As I often tell leadership teams, “If you don’t lead the numbers, they will lead you.” Seasoned business educators Karen Berman and Joe Knight reinforce this reality: “Cash is the lifeblood of a company. Profit is an opinion; cash is a fact.”² Leaders who grow up in this area learn to face reality without shame, panic, or bravado—and to lead from truth rather than fear.


Seeing What Actually Moves Cash:

Within the EOS® framework, the 8 Cash Flow Drivers give leadership teams a shared, practical way to understand what’s really affecting cash. Each company defines its own version, but the categories are consistent. Common examples include:

  1. Price – Are we charging appropriately?

  2. Volume – How much are we selling or producing?

  3. Costs – What are our fixed and variable expenses?

  4. Productivity – Are people and assets being used well?
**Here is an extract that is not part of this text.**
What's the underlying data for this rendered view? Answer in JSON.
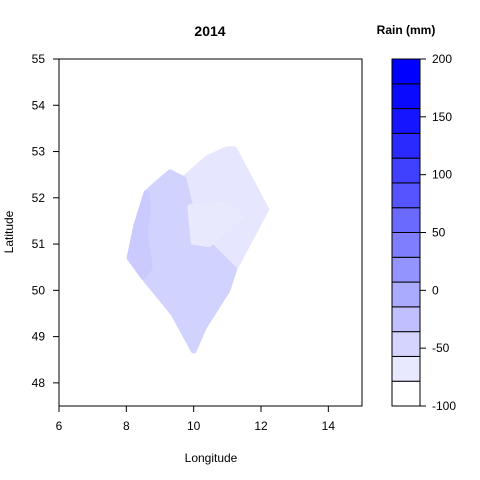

  5. Accounts Receivable – How fast do customers pay us?

  6. Accounts Payable – How fast do we pay others?

  7. Inventory – How much cash is tied up sitting still?

  8. Capital Expenditures – When and how we spend big dollars


Leadership teams review these drivers regularly to identify which levers need attention and to make specific, measurable adjustments. The tool pulls cash flow out of the finance silo and into the leadership conversation—where it belongs.


How Leaders Show Up Under Pressure:

When leaders avoid cash flow, fear quietly takes over decision‑making. When leaders face it with humility and discipline, stability increases—for everyone. Teams feel safer. Decisions get clearer. Trust grows.


Cash flow doesn’t determine your worth as a leader—but it does reveal your willingness to lead responsibly.


Jesus regularly withdrew to quiet places before making decisions. That wasn’t avoidance—it was regulation. He grounded Himself before acting. Healthy cash‑flow leadership follows the same rhythm: pause, face reality, then move forward wisely.


A Daily Way to Stay Grounded:

The Ten‑Minute Cash Check (weekdays):

At the same time each morning, review only:

  • Current cash balance

  • Next 30 days of obligations

  • Top three expected inflows


No problem‑solving. No spreadsheets. Just awareness. This practice trains your nervous system to stay present rather than reactive.


Leading Well at Work and at Home:

When you handle cash flow with clarity and courage, you’re not just protecting a business. You’re protecting yourself and your relationships from chronic stress, teams from whiplash decisions, and your calling from being driven by fear instead of purpose.


If you want to lead well at work, show up fully at home, and steward what you’ve been entrusted with—start by facing the numbers. Calmly. Regularly. Together.


That’s not just good business. It’s faithful leadership.


¹ Karen Berman, Joe Knight, and John Case, HBR Guide to Finance Basics for Managers (Boston: Harvard Business Review Press, 2013), 98.

² Karen Berman and Joe Knight, Financial Intelligence: A Manager’s Guide to Knowing What the Numbers Really Mean, rev. ed. (Boston: Harvard Business Review Press, 2013), 77.